We now reject the “chain of circumstances” analysis, and hold that where it is unclear which of two or more felonies is the underlying felony for a felony murder conviction, the trial court must merge the most severe (in terms of potential punishment). We reach this conclusion because an analysis of the “chain of circumstances” rule shows it to be purely speculative in determining what in fact the jury intended as the underlying felony. Indeed, under the circumstances presented in this case, or where the jury makes no mention of which is the supporting underlying felony, there is no logical rule to be applied in making a determination regarding the jury’s intent. Accordingly, there is, in these circumstances, an ambiguity which must be construed in the defendant’s favor. See Dampier v. State, 245 Ga. 427, 435 (13) (265 SE2d 565) (1980).

For the foregoing reasons, the rape conviction merges with the[*26] felony murder conviction.

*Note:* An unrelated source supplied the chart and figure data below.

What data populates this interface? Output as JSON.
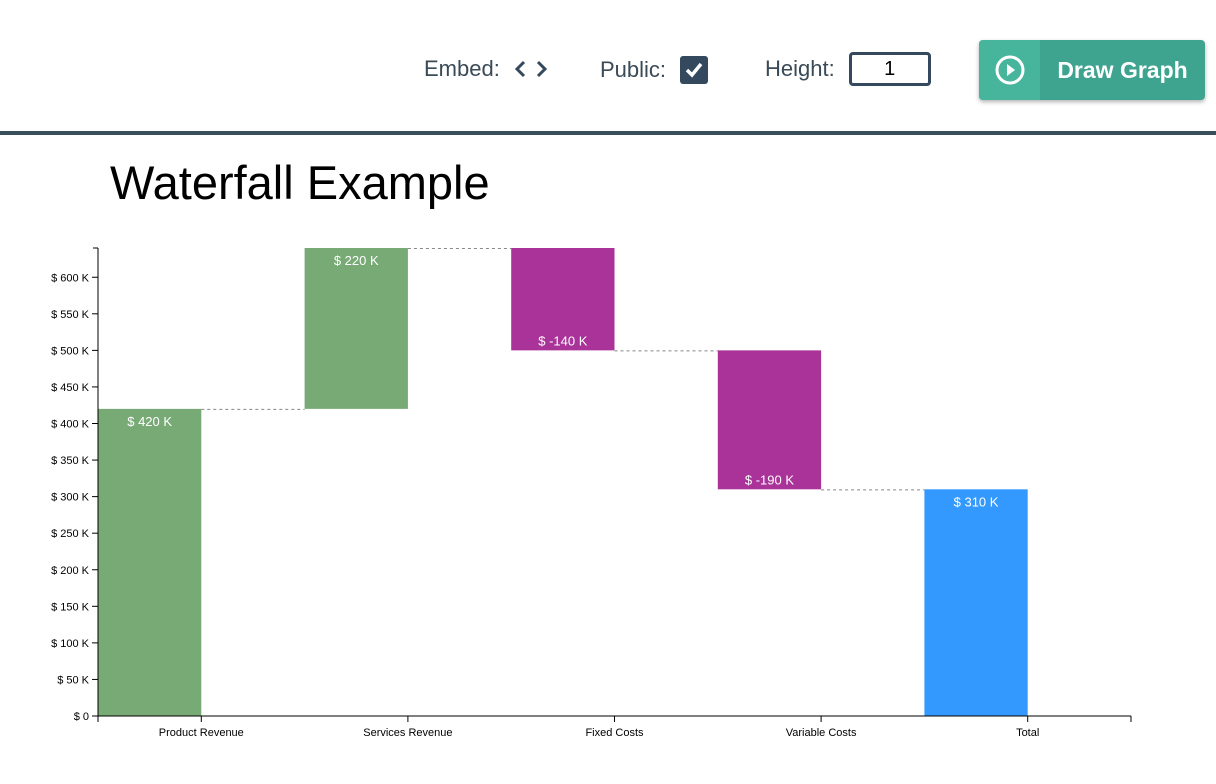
{
  "toolbar": {
    "embed_label": "Embed:",
    "public_label": "Public:",
    "public_checked": true,
    "height_label": "Height:",
    "height_value": "1",
    "draw_button": "Draw Graph"
  },
  "chart_data": {
    "type": "waterfall",
    "title": "Waterfall Example",
    "categories": [
      "Product Revenue",
      "Services Revenue",
      "Fixed Costs",
      "Variable Costs",
      "Total"
    ],
    "values": [
      420,
      220,
      -140,
      -190,
      310
    ],
    "is_total": [
      false,
      false,
      false,
      false,
      true
    ],
    "value_labels": [
      "$ 420 K",
      "$ 220 K",
      "$ -140 K",
      "$ -190 K",
      "$ 310 K"
    ],
    "yticks": [
      "$ 0",
      "$ 50 K",
      "$ 100 K",
      "$ 150 K",
      "$ 200 K",
      "$ 250 K",
      "$ 300 K",
      "$ 350 K",
      "$ 400 K",
      "$ 450 K",
      "$ 500 K",
      "$ 550 K",
      "$ 600 K"
    ],
    "ytick_values": [
      0,
      50,
      100,
      150,
      200,
      250,
      300,
      350,
      400,
      450,
      500,
      550,
      600
    ],
    "ylim": [
      0,
      640
    ],
    "units": "K $",
    "colors": {
      "increase": "#78aa76",
      "decrease": "#aa3399",
      "total": "#3399ff"
    }
  }
}
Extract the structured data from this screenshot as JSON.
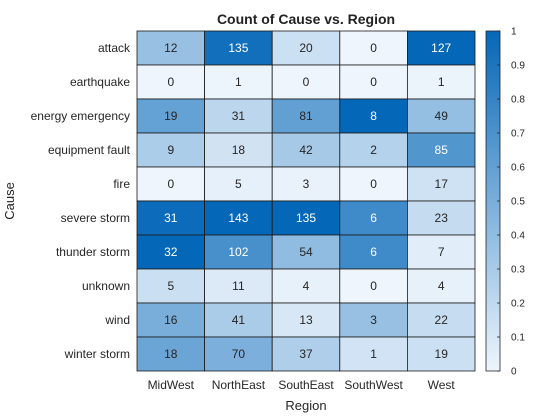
{
  "chart_data": {
    "type": "heatmap",
    "title": "Count of Cause vs. Region",
    "xlabel": "Region",
    "ylabel": "Cause",
    "x_categories": [
      "MidWest",
      "NorthEast",
      "SouthEast",
      "SouthWest",
      "West"
    ],
    "y_categories": [
      "attack",
      "earthquake",
      "energy emergency",
      "equipment fault",
      "fire",
      "severe storm",
      "thunder storm",
      "unknown",
      "wind",
      "winter storm"
    ],
    "values": [
      [
        12,
        135,
        20,
        0,
        127
      ],
      [
        0,
        1,
        0,
        0,
        1
      ],
      [
        19,
        31,
        81,
        8,
        49
      ],
      [
        9,
        18,
        42,
        2,
        85
      ],
      [
        0,
        5,
        3,
        0,
        17
      ],
      [
        31,
        143,
        135,
        6,
        23
      ],
      [
        32,
        102,
        54,
        6,
        7
      ],
      [
        5,
        11,
        4,
        0,
        4
      ],
      [
        16,
        41,
        13,
        3,
        22
      ],
      [
        18,
        70,
        37,
        1,
        19
      ]
    ],
    "normalization": "per-column",
    "colorbar": {
      "range": [
        0,
        1
      ],
      "ticks": [
        "0",
        "0.1",
        "0.2",
        "0.3",
        "0.4",
        "0.5",
        "0.6",
        "0.7",
        "0.8",
        "0.9",
        "1"
      ]
    },
    "colors": {
      "low": "#eef5fc",
      "high": "#0567b8",
      "cell_border": "#1a1a1a",
      "light_text": "#ffffff",
      "dark_text": "#262626"
    }
  }
}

Therefore, we reverse the rape conviction, and remand the case to the trial court to reinstate the burglary conviction and impose sentence therefore, consistent with this opinion. To the extent our opinions in Collier, Rainwater, and Blankenship, supra, conflict with this opinion, they are overruled.

Decided March 15, 1993 Reconsiderations denied March 25, 1993. Jackson & Schiavone, Michael G. Schiavone, Charles C. Grile, Mark E. Smith, for appellant. Spencer Lawton, Jr., District Attorney, David T. Lock, Assistant District Attorney, Michael J. Bowers, Attorney General, Susan V. Boleyn, Senior Assistant Attorney General, Rachelle L. Strausner, Staff Attorney, for appellee.

3. We find no merit to the defendant’s remaining enumerations of error.

Judgment affirmed in part, reversed in part and remanded.

Clarke, C. J., Benham, Fletcher, Sears-Collins and Hunstein, JJ., concur; Carley, J., not participating.
1

The homicide occurred late on the night of July 25, 1987 or in the early morning hours of July 26, 1987. Thompson was tried June 10 through June 21, 1991, and the jury rendered its verdict on June 21, 1991. He was sentenced to life imprisonment for the felony murder conviction, life imprisonment for rape, and five years for possession of a knife during the commission of a felony, all sentences to run consecutively. His motion for new trial was filed on July 19, 1991, amended on May 13, 1992, and denied on May 22, 1992. The defendant filed his notice of appeal in this Court on June 16, 1992. The appeal was docketed on September 24, 1992, and submitted for decision on briefs on November 27, 1992.